What's the best way to parse a multi line log file that require contextual knowledge from previous lines in php and/or python?
ex.
Date Time ID Call
1/1/10 00:00:00 1234 Start
1/1/10 00:00:01 1234 ServiceCall A Starts
1/1/10 00:00:05 1234 ServiceCall B Starts
1/1/10 00:00:06 1234 ServiceCall A Finishes
1/1/10 00:00:09 1234 ServiceCall B Finishes
1/1/10 00:00:10 1234 Stop
Each log line will have a unique id to bind it to a session but each consecutive set of lines is not guaranteed to be from the same session.
The ultimate goal is to find out how long each transaction took and how long each sub transaction took.
I'd love to use a library if one already exists.
I can think of two different ways of doing this.
1) You can use a finite state machine to process the file line by line. When you hit a Start line, mark the time. When you hit a Stop line with the same ID, diff the time and report.
2) Use PHP's Perl-Compatible Regular Expressions with the m modifier to match all the text from each start/stop line set, then just look at the first and last lines of each match string returned.
In both cases, I would verify the IDs match to prevent against matching different sets.
My first thought would be to create objects each time my parser encountered the start pattern with a new key.
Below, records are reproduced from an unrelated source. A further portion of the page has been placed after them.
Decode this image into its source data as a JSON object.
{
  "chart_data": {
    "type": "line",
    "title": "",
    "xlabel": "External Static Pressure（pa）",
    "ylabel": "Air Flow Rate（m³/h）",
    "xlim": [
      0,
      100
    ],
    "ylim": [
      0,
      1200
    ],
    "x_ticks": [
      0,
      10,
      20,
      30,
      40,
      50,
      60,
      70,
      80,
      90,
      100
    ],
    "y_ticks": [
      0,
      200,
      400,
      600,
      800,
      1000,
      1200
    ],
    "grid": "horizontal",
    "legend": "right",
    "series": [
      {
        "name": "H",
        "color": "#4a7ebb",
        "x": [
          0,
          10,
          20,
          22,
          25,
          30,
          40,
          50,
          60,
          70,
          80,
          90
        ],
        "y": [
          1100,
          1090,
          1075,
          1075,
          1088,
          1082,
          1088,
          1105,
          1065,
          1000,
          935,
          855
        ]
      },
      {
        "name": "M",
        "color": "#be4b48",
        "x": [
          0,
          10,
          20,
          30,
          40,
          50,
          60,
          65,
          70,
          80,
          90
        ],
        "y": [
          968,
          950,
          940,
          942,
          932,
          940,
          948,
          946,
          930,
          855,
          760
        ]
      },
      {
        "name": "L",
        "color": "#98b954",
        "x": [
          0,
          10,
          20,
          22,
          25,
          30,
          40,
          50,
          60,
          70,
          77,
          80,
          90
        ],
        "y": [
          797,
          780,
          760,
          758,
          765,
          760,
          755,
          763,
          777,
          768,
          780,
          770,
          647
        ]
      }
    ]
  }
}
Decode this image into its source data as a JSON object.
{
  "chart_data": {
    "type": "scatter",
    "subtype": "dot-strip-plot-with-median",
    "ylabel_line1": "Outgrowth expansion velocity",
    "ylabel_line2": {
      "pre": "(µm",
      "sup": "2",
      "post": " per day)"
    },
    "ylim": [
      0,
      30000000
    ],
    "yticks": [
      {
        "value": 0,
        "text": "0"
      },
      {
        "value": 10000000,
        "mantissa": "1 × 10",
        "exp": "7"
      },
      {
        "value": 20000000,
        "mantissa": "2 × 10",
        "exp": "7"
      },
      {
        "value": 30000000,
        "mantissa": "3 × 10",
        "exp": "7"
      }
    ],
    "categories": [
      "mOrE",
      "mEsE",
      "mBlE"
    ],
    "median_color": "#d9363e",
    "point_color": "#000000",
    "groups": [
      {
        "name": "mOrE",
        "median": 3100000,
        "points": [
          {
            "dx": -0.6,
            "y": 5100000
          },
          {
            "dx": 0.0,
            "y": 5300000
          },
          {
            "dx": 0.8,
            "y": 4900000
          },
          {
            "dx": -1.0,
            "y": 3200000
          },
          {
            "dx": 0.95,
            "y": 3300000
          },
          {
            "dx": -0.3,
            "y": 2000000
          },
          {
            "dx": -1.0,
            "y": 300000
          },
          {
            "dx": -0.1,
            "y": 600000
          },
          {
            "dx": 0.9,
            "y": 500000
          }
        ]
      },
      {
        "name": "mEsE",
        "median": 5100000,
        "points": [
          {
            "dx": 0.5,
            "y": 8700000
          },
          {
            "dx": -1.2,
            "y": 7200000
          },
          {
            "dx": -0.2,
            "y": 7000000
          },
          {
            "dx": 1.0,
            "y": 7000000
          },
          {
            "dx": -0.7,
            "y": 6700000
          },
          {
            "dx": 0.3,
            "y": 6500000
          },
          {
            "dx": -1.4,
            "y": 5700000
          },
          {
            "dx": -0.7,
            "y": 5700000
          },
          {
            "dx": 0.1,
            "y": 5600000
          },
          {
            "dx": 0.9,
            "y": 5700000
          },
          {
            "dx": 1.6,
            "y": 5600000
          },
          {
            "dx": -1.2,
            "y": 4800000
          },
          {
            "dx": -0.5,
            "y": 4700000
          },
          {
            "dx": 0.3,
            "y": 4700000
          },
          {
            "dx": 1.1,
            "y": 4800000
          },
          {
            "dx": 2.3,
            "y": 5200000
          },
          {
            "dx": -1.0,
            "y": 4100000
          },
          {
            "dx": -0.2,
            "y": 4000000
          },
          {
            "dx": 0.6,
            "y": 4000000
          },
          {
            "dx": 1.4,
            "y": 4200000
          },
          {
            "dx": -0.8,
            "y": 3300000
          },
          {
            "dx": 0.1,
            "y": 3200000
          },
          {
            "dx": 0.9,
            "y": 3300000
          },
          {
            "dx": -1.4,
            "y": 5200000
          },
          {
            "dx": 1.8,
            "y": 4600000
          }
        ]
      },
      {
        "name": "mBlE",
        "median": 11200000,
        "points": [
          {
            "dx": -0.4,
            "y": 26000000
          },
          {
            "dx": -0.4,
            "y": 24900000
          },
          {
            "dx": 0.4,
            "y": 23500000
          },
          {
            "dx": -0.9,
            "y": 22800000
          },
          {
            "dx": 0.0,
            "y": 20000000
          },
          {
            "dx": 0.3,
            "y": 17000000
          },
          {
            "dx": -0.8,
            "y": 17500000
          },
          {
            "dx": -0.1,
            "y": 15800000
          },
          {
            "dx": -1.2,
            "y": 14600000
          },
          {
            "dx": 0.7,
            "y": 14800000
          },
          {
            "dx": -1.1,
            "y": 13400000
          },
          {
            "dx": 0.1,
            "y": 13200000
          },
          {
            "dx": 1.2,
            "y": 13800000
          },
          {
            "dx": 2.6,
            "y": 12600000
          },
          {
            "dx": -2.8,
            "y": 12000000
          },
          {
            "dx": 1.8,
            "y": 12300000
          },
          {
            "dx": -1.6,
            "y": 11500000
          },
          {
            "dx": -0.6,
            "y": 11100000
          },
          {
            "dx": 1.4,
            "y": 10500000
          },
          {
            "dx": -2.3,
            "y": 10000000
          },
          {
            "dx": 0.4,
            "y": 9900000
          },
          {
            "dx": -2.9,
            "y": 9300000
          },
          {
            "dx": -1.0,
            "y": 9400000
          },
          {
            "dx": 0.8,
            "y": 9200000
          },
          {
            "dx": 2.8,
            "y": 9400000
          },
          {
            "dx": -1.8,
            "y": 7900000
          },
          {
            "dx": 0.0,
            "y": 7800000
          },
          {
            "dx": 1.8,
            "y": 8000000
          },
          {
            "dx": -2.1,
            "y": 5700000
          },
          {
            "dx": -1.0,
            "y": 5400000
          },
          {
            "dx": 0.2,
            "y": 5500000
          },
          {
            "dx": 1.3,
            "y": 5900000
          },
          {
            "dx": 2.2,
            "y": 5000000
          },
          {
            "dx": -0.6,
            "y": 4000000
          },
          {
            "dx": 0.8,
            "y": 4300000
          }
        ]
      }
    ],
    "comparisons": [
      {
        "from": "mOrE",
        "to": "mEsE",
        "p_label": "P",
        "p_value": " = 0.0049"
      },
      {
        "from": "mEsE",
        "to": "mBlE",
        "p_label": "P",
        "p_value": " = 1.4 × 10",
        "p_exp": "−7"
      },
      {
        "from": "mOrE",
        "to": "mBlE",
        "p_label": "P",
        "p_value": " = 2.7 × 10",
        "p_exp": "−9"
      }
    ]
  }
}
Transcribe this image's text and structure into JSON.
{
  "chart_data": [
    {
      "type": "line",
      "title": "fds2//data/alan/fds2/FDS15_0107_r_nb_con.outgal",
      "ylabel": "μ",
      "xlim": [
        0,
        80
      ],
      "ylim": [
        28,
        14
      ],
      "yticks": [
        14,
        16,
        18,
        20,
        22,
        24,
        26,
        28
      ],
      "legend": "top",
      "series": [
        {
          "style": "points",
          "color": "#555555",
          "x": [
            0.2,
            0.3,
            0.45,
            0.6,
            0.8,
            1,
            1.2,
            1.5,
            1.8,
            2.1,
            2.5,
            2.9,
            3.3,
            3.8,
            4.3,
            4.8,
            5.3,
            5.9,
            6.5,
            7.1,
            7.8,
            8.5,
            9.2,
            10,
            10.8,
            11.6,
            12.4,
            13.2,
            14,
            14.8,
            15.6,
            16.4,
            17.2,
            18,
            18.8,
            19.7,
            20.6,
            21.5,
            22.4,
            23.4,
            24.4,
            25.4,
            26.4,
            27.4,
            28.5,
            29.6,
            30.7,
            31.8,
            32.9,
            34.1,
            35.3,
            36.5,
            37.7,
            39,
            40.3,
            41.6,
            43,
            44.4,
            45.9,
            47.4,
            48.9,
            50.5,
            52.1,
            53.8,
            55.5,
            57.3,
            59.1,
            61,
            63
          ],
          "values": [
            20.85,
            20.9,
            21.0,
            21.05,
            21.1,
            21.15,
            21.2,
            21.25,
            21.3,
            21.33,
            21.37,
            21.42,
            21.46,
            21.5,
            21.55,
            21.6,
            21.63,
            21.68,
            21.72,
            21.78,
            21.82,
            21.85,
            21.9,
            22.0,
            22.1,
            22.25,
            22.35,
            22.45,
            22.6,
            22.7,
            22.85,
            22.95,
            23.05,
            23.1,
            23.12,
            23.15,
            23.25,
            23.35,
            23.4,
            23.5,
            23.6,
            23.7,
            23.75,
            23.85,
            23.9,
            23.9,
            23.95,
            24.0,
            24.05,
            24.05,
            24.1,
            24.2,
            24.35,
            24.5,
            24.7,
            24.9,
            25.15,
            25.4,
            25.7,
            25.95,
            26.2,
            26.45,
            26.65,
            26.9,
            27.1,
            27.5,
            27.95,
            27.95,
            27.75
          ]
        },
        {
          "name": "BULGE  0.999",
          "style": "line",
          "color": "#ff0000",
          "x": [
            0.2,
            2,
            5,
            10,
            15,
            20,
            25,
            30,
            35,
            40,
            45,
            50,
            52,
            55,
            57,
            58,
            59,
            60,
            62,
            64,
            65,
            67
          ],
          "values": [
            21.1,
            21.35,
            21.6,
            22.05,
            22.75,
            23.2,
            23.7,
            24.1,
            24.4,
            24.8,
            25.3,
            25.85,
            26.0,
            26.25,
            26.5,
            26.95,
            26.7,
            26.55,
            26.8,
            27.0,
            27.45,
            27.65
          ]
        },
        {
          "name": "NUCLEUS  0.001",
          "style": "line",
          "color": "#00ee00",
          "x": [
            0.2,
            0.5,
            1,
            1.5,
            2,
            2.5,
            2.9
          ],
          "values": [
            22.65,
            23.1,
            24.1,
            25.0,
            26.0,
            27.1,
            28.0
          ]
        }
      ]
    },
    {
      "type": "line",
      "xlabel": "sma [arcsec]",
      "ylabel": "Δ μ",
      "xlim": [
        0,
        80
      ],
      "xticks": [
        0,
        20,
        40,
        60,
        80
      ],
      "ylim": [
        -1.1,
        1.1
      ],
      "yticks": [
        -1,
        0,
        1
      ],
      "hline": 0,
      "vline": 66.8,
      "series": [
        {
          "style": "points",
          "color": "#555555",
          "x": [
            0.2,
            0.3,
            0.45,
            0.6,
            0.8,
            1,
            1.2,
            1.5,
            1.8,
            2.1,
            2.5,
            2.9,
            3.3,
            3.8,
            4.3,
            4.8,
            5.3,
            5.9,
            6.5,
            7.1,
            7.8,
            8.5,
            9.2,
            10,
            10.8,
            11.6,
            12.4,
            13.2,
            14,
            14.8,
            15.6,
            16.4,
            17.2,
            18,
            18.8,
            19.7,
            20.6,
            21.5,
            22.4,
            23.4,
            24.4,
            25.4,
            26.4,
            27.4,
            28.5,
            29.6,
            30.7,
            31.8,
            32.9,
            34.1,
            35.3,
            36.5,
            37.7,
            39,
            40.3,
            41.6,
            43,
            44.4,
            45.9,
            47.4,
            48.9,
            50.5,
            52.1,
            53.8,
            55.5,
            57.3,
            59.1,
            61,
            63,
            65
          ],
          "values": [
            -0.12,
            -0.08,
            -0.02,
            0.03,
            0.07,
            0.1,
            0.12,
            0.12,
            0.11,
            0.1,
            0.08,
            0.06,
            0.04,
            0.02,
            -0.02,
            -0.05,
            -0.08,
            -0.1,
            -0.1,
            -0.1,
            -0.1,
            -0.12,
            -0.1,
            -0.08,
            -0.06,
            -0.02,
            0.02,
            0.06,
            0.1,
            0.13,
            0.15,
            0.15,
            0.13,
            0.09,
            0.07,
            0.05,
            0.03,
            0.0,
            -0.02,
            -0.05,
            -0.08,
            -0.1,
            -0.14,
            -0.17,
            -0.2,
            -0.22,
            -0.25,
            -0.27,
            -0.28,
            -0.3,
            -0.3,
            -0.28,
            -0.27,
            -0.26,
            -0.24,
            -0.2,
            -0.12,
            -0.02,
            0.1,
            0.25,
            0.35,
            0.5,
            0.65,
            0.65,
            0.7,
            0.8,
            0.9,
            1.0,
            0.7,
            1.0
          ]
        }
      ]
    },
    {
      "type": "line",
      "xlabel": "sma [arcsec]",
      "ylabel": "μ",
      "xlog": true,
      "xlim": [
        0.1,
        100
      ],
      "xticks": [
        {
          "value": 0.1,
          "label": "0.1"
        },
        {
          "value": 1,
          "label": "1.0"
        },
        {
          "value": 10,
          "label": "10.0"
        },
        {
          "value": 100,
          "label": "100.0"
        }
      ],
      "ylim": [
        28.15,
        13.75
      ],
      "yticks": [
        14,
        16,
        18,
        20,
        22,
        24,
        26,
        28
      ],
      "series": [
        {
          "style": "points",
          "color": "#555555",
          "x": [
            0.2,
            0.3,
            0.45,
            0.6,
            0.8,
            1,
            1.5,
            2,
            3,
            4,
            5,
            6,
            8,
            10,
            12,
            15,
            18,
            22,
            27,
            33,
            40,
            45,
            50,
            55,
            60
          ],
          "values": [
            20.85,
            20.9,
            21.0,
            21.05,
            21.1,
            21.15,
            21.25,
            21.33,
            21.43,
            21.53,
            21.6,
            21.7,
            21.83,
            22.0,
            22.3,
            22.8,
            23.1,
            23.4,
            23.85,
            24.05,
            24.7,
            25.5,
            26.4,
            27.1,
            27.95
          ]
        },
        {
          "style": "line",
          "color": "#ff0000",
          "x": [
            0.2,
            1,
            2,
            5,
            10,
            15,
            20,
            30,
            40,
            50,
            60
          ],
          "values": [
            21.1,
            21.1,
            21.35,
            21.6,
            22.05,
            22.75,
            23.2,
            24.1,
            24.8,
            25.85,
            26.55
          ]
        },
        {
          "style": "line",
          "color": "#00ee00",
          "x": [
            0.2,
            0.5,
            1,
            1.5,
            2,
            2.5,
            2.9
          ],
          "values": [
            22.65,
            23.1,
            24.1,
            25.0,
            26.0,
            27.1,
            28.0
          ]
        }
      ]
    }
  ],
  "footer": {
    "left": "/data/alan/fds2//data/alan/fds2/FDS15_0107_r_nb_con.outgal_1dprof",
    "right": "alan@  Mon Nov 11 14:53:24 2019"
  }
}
I'm assuming,from your example that 1234 is a key such that all log lines which must be correlated together can be mapped to the state of one "thing" (object).
So you see the pattern to start tracking one of these and every time you see a log entry that relates to it you call methods for the type of event (state change) that these subsequent lines represent.
From your example these "log state" objects (for lack of a more apropos term) might contain a list or dictionary (or other container) for each ServiceCall (which I would expect would be another class of objects).
So the overall design would be a parser/dispatcher that reads the log, if the log item relates to some existing object (key) then the item is dispatched to the object which
can then further create its own (ServiceCall or other) objects and/or dispatch events to those or raise exceptions or invoke callbacks or call outs to other functions as needed.
Presumably you also will need to have some collection or final disposition handler which could be called by your log objects when the Stop events are dispatched to them.
I'd guess you'd also want to support some sort or status reporting method so that the application can enumerate all live (uncollected) objects to in response to signals or commands in some other channel (perhaps from a non-blocking check performed by the parser/dispatcher)
Here is a variation on a log parser I wrote a while ago, tailored to your log format. (The general approach tracks pretty closely with Jim Dennis's description, although I used a defaultdict of lists to accumulate all the entries for any given session.)
from pyparsing import Suppress,Word,nums,restOfLine
from datetime import datetime
from collections import defaultdict
def convertToDateTime(tokens):
month,day,year,hh,mm,ss = tokens
return datetime(year+2000, month, day, hh,mm,ss)
# define building blocks for parsing and processing log file entries
SLASH,COLON = map(Suppress,"/:")
integer = Word(nums).setParseAction(lambda t:int(t[0]))
date = integer + (SLASH + integer)*2
time = integer + (COLON + integer)*2
timestamp = date + time
timestamp.setParseAction(convertToDateTime)
# define format of a single line in the log file
logEntry = timestamp("timestamp") + integer("sessionid") + restOfLine("descr")
# summarize calls into single data structure
calls = defaultdict(list)
for logline in log:
entry = logEntry.parseString(logline)
calls[entry.sessionid].append(entry)
# first pass to find start/end time for each call
for sessionid in sorted(calls):
calldata = calls[sessionid]
print sessionid, calldata[-1].timestamp - calldata[0].timestamp
For your data, this prints out:
1234 0:00:10
You can process each session's list of entries with a similar approach to tease apart the sub-transactions.